Per i pubblici ministeri Laura Pedio e Antonio Pastore avrebbe sfruttato il suo ruolo istituzionale per favorire la Fondazione Maugeri in cambio di tangenti e regali. Una tesi che ieri la corte della decima sezione penale del Tribunale milanese ha fatto sua condannando l’ex governatore della Regione Lombardia Roberto Formigoni a sei anni per corruzione e altrettanti di interdizione dai pubblici uffici. I giudici hanno anche disposto la confisca di beni appartenenti al senatore Ncd per un valore di 6,6 milioni di euro. Riconosciuti colpevoli anche i due presunti collettori delle tangenti e coimputati di Formigoni nel processo, il faccendiere della sanità lombarda Pierangelo Daccò e l’ex assessore della regione Lombardia Antonio Simone, condannati rispettivamente a 9 anni e 2 mesi e 8 anni e 8 mesi.

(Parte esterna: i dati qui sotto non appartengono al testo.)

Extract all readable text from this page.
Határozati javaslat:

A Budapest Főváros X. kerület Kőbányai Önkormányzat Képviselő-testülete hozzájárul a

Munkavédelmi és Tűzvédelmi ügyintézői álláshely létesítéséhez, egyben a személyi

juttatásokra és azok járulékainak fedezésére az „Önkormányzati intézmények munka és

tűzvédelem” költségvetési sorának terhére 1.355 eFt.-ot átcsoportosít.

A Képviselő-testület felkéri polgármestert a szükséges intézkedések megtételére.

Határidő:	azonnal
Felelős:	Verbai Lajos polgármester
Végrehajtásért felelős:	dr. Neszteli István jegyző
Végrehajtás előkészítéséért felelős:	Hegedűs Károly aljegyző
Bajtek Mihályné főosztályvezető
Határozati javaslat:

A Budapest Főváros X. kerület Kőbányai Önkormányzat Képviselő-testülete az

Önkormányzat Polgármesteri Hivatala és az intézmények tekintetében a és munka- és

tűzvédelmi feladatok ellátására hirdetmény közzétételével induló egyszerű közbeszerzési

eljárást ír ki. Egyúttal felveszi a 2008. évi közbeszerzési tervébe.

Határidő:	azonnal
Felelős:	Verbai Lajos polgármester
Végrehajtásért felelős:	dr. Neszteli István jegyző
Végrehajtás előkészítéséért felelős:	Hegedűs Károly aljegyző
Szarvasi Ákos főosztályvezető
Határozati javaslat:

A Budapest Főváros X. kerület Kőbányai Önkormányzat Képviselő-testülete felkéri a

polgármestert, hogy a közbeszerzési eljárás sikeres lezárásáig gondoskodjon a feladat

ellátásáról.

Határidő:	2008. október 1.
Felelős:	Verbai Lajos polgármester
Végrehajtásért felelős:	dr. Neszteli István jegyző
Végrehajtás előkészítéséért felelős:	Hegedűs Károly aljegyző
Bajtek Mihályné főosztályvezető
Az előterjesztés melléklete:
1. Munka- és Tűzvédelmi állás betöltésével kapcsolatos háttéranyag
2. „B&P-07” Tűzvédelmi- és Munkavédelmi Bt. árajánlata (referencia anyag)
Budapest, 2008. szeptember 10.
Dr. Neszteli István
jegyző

Caduta, invece, l’accusa più grave di associazione a delinquere. «Sono amareggiato, ma sereno», è stato il commento di Formigoni subito dopo la lettura della sentenza.

A più di quattro anni dal giorno in cui ha ricevuto un avviso di garanzia per il cao Maugeri-San Raffaele (era il 14 giugno del 2012) per il Celeste arriva la prima condanna in uno dei sette procedimenti che finora lo hanno coinvolto (cinque si sono conclusi con l’assosuzione). L’inchiesta della procura milanese riguarda presunti rimborsi indebiti per prestazioni sanitarie erogate dalla Fondazione Maugeri e stanziati dal Pirellone e dall’ospedale San Raffaele in cambio di viaggi e vacanze ai Caraibi pagati a Formigoni e al suo entourage. Secondo l’accusa tra il 1997 e 2011 la Maugeri avrebbe versato circa 61 milioni di euro in conti e società riconducibili e Daccò e Simone, mentre altri 9 milioni di euro sarebbero stati pagati a Daccò dal San Raffaele.

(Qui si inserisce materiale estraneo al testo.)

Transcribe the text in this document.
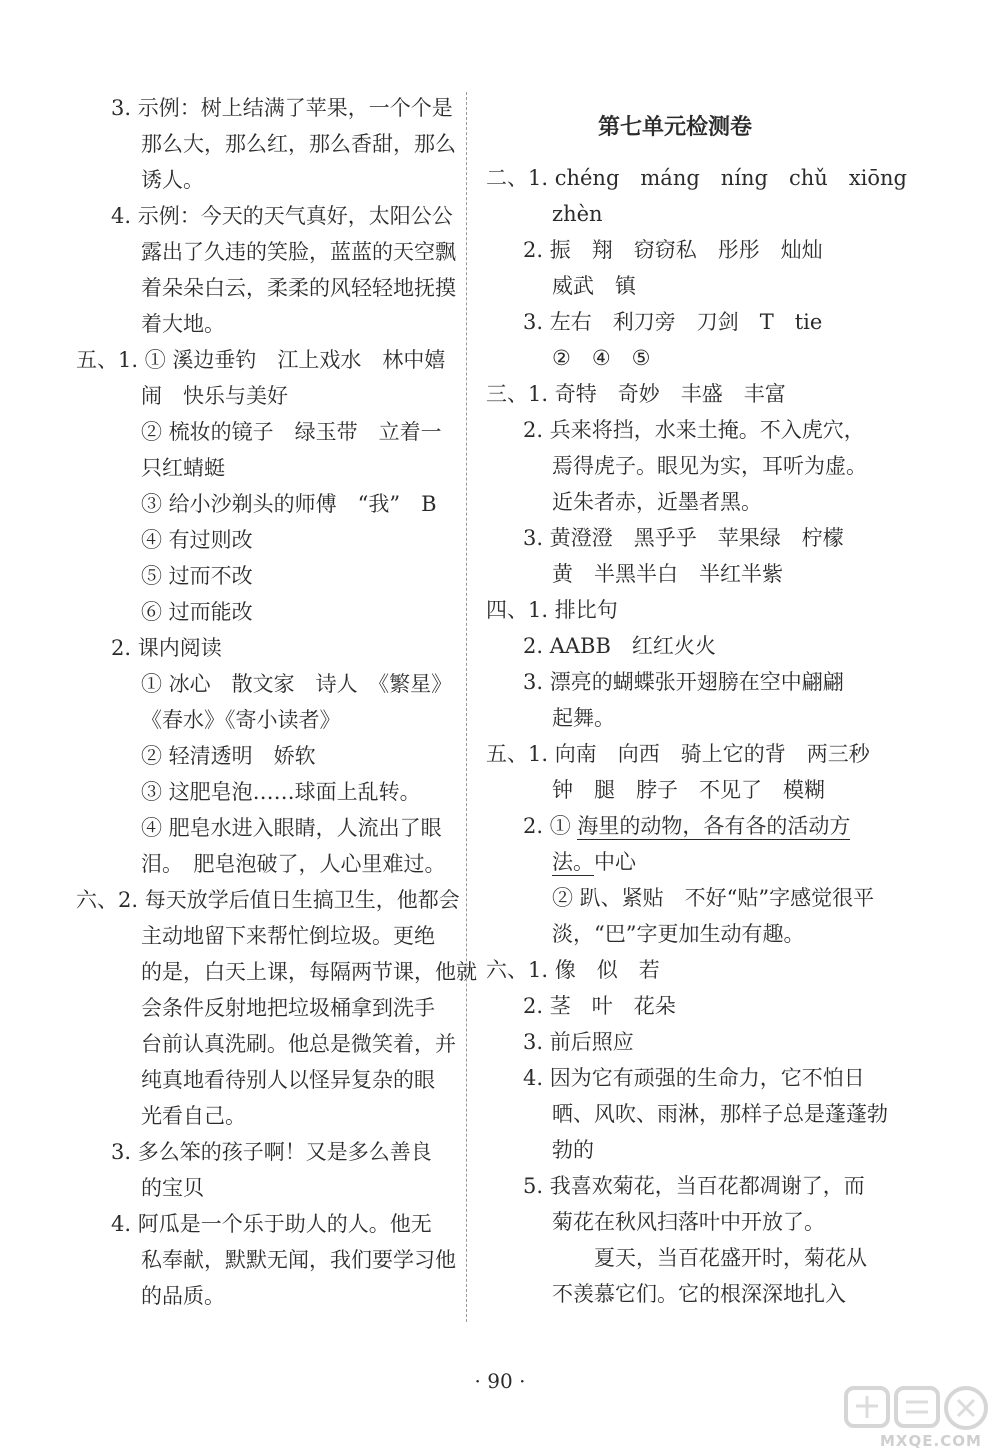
3. 示例：树上结满了苹果，一个个是
那么大，那么红，那么香甜，那么
诱人。
4. 示例：今天的天气真好，太阳公公
露出了久违的笑脸，蓝蓝的天空飘
着朵朵白云，柔柔的风轻轻地抚摸
着大地。
五、1. ① 溪边垂钓　江上戏水　林中嬉
闹　快乐与美好
② 梳妆的镜子　绿玉带　立着一
只红蜻蜓
③ 给小沙剃头的师傅　“我”　B
④ 有过则改
⑤ 过而不改
⑥ 过而能改
2. 课内阅读
① 冰心　散文家　诗人　《繁星》
《春水》《寄小读者》
② 轻清透明　娇软
③ 这肥皂泡……球面上乱转。
④ 肥皂水进入眼睛，人流出了眼
泪。　肥皂泡破了，人心里难过。
六、2. 每天放学后值日生搞卫生，他都会
主动地留下来帮忙倒垃圾。更绝
的是，白天上课，每隔两节课，他就
会条件反射地把垃圾桶拿到洗手
台前认真洗刷。他总是微笑着，并
纯真地看待别人以怪异复杂的眼
光看自己。
3. 多么笨的孩子啊！又是多么善良
的宝贝
4. 阿瓜是一个乐于助人的人。他无
私奉献，默默无闻，我们要学习他
的品质。
第七单元检测卷
二、1. chéng　máng　níng　chǔ　xiōng
zhèn
2. 振　翔　窃窃私　彤彤　灿灿
威武　镇
3. 左右　利刀旁　刀剑　T　tie
②　④　⑤
三、1. 奇特　奇妙　丰盛　丰富
2. 兵来将挡，水来土掩。不入虎穴，
焉得虎子。眼见为实，耳听为虚。
近朱者赤，近墨者黑。
3. 黄澄澄　黑乎乎　苹果绿　柠檬
黄　半黑半白　半红半紫
四、1. 排比句
2. AABB　红红火火
3. 漂亮的蝴蝶张开翅膀在空中翩翩
起舞。
五、1. 向南　向西　骑上它的背　两三秒
钟　腿　脖子　不见了　模糊
2. ① 海里的动物，各有各的活动方
法。中心
② 趴、紧贴　不好“贴”字感觉很平
淡，“巴”字更加生动有趣。
六、1. 像　似　若
2. 茎　叶　花朵
3. 前后照应
4. 因为它有顽强的生命力，它不怕日
晒、风吹、雨淋，那样子总是蓬蓬勃
勃的
5. 我喜欢菊花，当百花都凋谢了，而
菊花在秋风扫落叶中开放了。
夏天，当百花盛开时，菊花从
不羡慕它们。它的根深深地扎入
· 90 ·
MXQE.COM
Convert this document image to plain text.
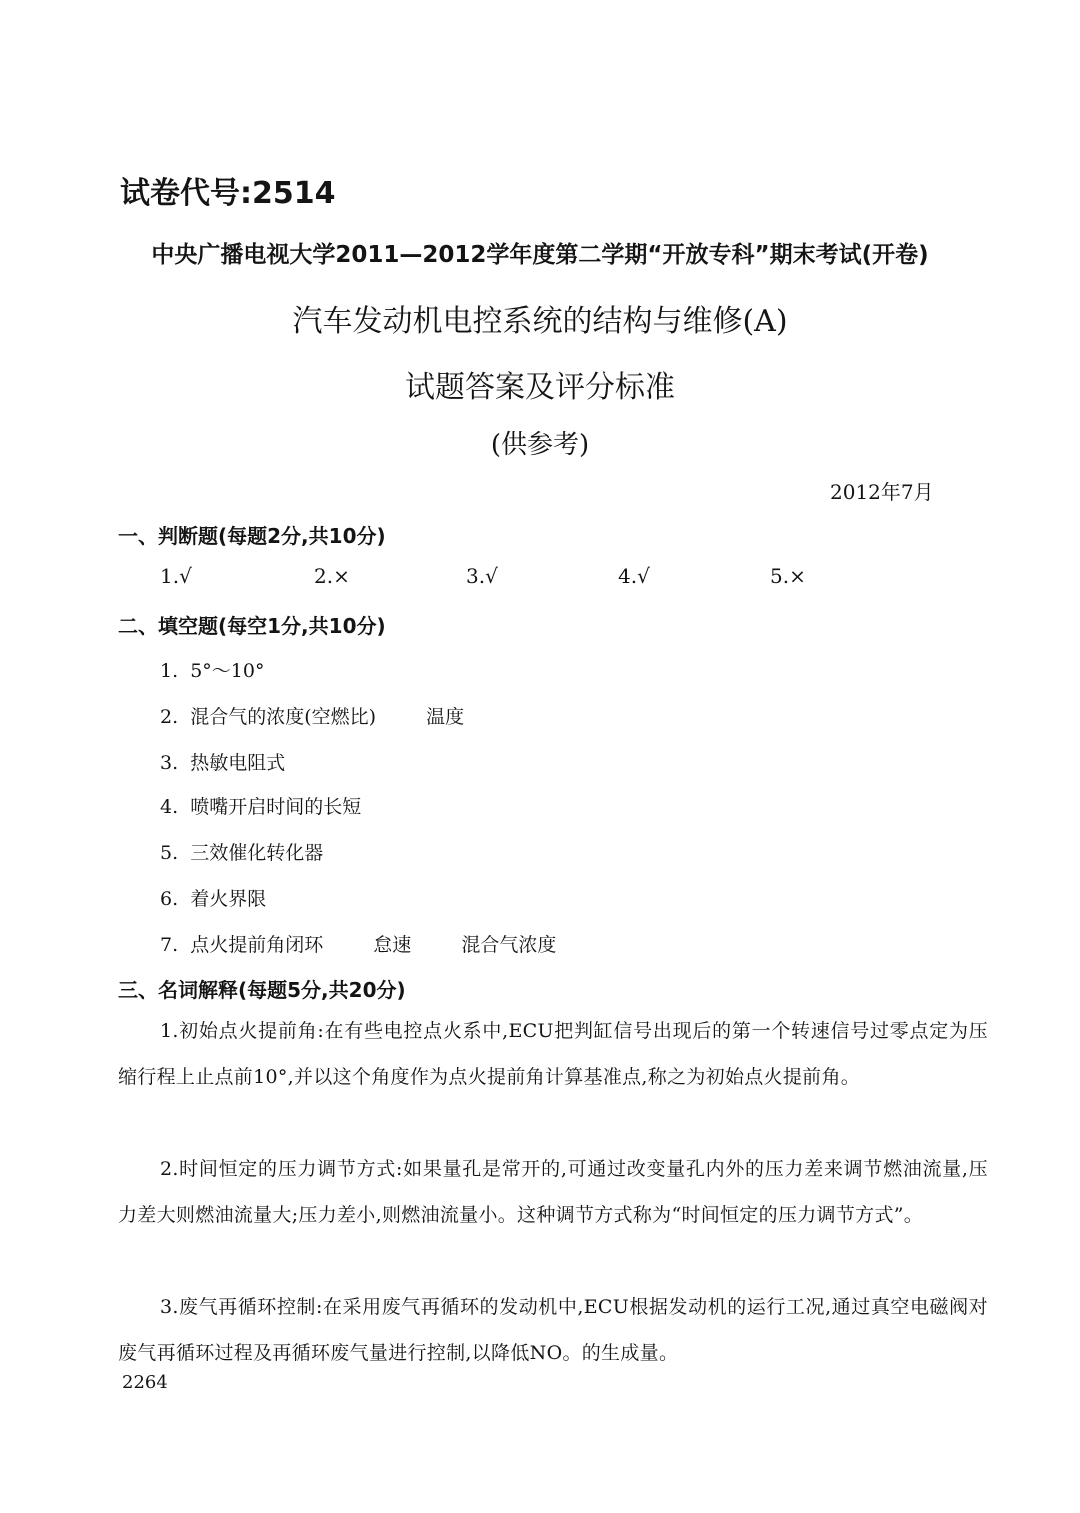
试卷代号:2514
中央广播电视大学2011—2012学年度第二学期“开放专科”期末考试(开卷)
汽车发动机电控系统的结构与维修(A)
试题答案及评分标准
(供参考)
2012年7月
一、判断题(每题2分,共10分)
1.√	2.×	3.√	4.√	5.×
二、填空题(每空1分,共10分)
1. 5°～10°
2. 混合气的浓度(空燃比)	温度
3. 热敏电阻式
4. 喷嘴开启时间的长短
5. 三效催化转化器
6. 着火界限
7. 点火提前角闭环	怠速	混合气浓度
三、名词解释(每题5分,共20分)
1.初始点火提前角:在有些电控点火系中,ECU把判缸信号出现后的第一个转速信号过零点定为压缩行程上止点前10°,并以这个角度作为点火提前角计算基准点,称之为初始点火提前角。
2.时间恒定的压力调节方式:如果量孔是常开的,可通过改变量孔内外的压力差来调节燃油流量,压力差大则燃油流量大;压力差小,则燃油流量小。这种调节方式称为“时间恒定的压力调节方式”。
3.废气再循环控制:在采用废气再循环的发动机中,ECU根据发动机的运行工况,通过真空电磁阀对废气再循环过程及再循环废气量进行控制,以降低NO。的生成量。
2264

Un fiume di denaro enorme, una parte del quale – almeno 8 milioni di euro secondo l’accusa – sarebbe finita a Formigoni sotto forma di vacanze, uso di yacht, sconto sull’acquisto di una villa in Sardegna e finanziamenti alla campagna elettorale del 2010. Soldi e regali in cambio di «un continuo crescendo» di stanziamenti, secondo i pm, che hanno calcolato in 200 milioni di euro i rimborsi ottenuti, grazie a delebere di Giunta favorevoli, dalla fondazione pavese per rimborsi indebiti. Per dieci anni – aveva spiegato in aula la pm Pedio – «Formigoni non ha speso un euro dei suoi soldi» utilizzando il contante ottenuto da Daccò e Simone.

Accuse che Formigoni ha sempre respinto. Prima dichiarando di aver sempre restituito a Daccò i soldi spesi per le vacanze, salvo poi non trovare nessuna ricevuta che dimostrasse i rimborsi. Poi cambiando versione: «Io accettavo i suoi inviti per i viaggi – spiegò in aula nel luglio del 2015, rifiutandosi però di rispondere alle domande dei pm – e Daccò si faceva carico delle spese e non ha mai chiesto nulla, anzi io ho provato a pagare e forse una volta ci sono riuscito e poi cercavo di sdebitarmi con delle cene a casa mia o con visite in località turistiche».

Tra i beni sequestrati ieri a Formigoni ci sono tra cui la quota del 50% di proprietà di una villa in Sardegna il cui acquisto era stato uno dei punti al centro dell’inchiesta, isieme a quote di proprietà di altre sei abitazioni, da San Remo a Lecco, due box, quadri, un terreno, un ufficio, un negozio, tre auto e conti correnti. Per Daccò è stato disposto il sequestro di corca 34 milioni di euro, il più alto tra gli imputati, mentre a carico dei tre imputati è stata disposta una provvisionale di risarcimento di 3 milioni di euro a favore della regione Lombardia. Caute le reazioni della maggioranza in regione.

L’attuale governatore della Lombardia Roberto Maroni si è limitato a a un generico «non ho commenti da fare. Prendo atto di questa vicenda e punto». Solidarietà – ricordando come un imputato è innocente fino al terzo grado di giudizio – da parte di Area popolare. «Gli sono vicino i questo moemnto di amarezza, ma sono lieto che l’accusa più infamante, quella di associazione a delinquere, sia caduta», ha detto Maurizio Lupi. Per il M5S, invece, Formigoni deve dimettersi da presidente della commissione Agricoltura del Senato.
Carica, ha ricordato il deputato grillino Alessandro Di Battista, ottenuta «grazie ai voti del Pd».